If you approach it thinking its an educational experience that will move your career forward the calculus is different and the need to underwrite the course is diffferent. Also of course - how material is the money versus the idea of spending the money on this if you know what I mean.
posted by JPD at 1:20 PM on July 10


Yeah, I do realize that the chance of this making a huge difference to my musical career is a very long shot. But it still sounds like shitloads of fun and it would be an enormous inspiration for me to keep writing and creating, the kind of which I've been lacking for a while. I don't have a large social circle and support from friends and family is virtually nil, so this kind of thing sounds absolutely rejuvenating. This is one of the intangibles that makes the cost seem worth it to me.

But you have all helped me distance myself a bit from my ambitions, and I think I can make my pitch to my wife without being so emotionally attached. Many of you have expressed what I'm sure will be her reservations and concerns very well, and in a way that doesn't feel quite so personal. I feel a lot better about the possibility of not going than I did before.

Thanks for all your input!
posted by malocchio at 2:20 PM on July 10


I don't know.

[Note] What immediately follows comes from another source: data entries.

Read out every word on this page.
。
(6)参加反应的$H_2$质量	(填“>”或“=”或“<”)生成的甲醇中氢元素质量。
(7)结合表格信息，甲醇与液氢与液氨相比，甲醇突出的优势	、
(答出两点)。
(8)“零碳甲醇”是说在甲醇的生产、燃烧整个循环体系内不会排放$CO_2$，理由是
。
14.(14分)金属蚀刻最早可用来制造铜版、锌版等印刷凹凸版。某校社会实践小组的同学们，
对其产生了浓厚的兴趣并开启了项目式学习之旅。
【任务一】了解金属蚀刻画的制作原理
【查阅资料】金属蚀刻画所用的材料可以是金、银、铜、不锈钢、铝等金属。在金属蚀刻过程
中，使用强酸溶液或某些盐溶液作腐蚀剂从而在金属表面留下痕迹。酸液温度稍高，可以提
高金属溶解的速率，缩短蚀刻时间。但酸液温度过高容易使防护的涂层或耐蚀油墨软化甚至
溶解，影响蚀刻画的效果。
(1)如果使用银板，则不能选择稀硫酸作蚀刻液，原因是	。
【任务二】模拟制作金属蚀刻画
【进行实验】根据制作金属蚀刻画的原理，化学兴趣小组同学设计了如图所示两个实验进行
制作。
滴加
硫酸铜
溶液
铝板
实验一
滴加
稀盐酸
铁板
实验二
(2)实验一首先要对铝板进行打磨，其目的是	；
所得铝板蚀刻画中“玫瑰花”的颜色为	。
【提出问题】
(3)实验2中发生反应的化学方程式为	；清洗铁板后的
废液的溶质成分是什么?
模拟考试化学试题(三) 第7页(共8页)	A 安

You only live once. If I had $7,000 to blow (half my current annual salary!) I would totally do something like this, or encourage my non-existent husband to do the same. If we were well-off. $7,000 is a heck of a lot of money but it's not really that much in the grand scheme of things. It's just money.

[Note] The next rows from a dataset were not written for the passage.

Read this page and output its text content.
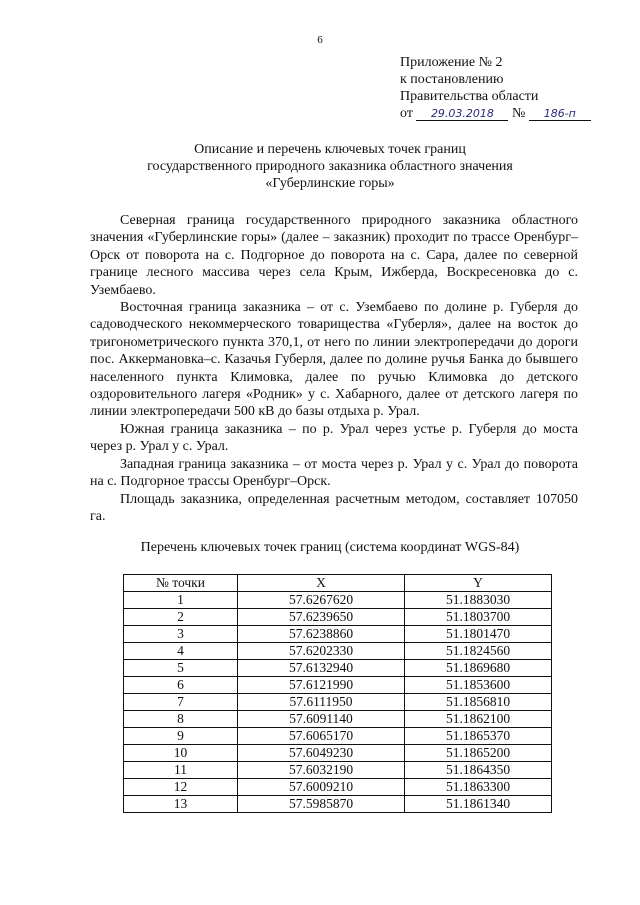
6
Приложение № 2
к постановлению
Правительства области
от 29.03.2018 № 186-п
Описание и перечень ключевых точек границ
государственного природного заказника областного значения
«Губерлинские горы»

Северная граница государственного природного заказника областного значения «Губерлинские горы» (далее – заказник) проходит по трассе Оренбург–Орск от поворота на с. Подгорное до поворота на с. Сара, далее по северной границе лесного массива через села Крым, Ижберда, Воскресеновка до с. Узембаево.

Восточная граница заказника – от с. Узембаево по долине р. Губерля до садоводческого некоммерческого товарищества «Губерля», далее на восток до тригонометрического пункта 370,1, от него по линии электропередачи до дороги пос. Аккермановка–с. Казачья Губерля, далее по долине ручья Банка до бывшего населенного пункта Климовка, далее по ручью Климовка до детского оздоровительного лагеря «Родник» у с. Хабарного, далее от детского лагеря по линии электропередачи 500 кВ до базы отдыха р. Урал.

Южная граница заказника – по р. Урал через устье р. Губерля до моста через р. Урал у с. Урал.

Западная граница заказника – от моста через р. Урал у с. Урал до поворота на с. Подгорное трассы Оренбург–Орск.

Площадь заказника, определенная расчетным методом, составляет 107050 га.

Перечень ключевых точек границ (система координат WGS-84)
№ точки	X	Y
1	57.6267620	51.1883030
2	57.6239650	51.1803700
3	57.6238860	51.1801470
4	57.6202330	51.1824560
5	57.6132940	51.1869680
6	57.6121990	51.1853600
7	57.6111950	51.1856810
8	57.6091140	51.1862100
9	57.6065170	51.1865370
10	57.6049230	51.1865200
11	57.6032190	51.1864350
12	57.6009210	51.1863300
13	57.5985870	51.1861340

I think the best way to frame this for your wife would be "I want to take a $7,000 vacation. Let's figure out a way to get you something similar. What's something you've always wanted to do but thought was too expensive? Let's make it happen."

If you balk at that because you can't afford two $7,000 gifts - because that's basically what this is, a gift to yourself - there's your answer.
posted by sockermom at 3:34 PM on July 10


ianae (or anywhere near it). but really, most of these guys are coming from a perspective/industry infrastructure/time that's different from what you're likely to experience, and probably using technology you're unlikely to see. they likely figured out a lot of what they know by noodling around, just like you're doing, connecting with musicians around them, and trusting their ear and tastes. the (very) little i do know about mixing suggests tastes and ears change over time. not to say they don't have things to say, obviously they do, but i wonder if you might genuinely learn more that'd be useful to you from local peers.

and, i can't help but think there's something exploitative about this. pretty nice deal for them -- 7000 (or whatever proportion they get) to be fawned over and eat mussels? not too bad. and, i really wonder what kind of professional networking benefit could come from it, since you're paying them, you know? not the same as coming at them via word of mouth. and support will probably be limited to that week.

i sort of think, if there are people liking what you're doing and wanting to work with you, you're doing something right. i also think, it's only really by working through particular pieces, with others, that connections get made and real learning happens.

what else could you do for that money -- what other gear could you get, what festivals could you play, what kind of promotion could you afford?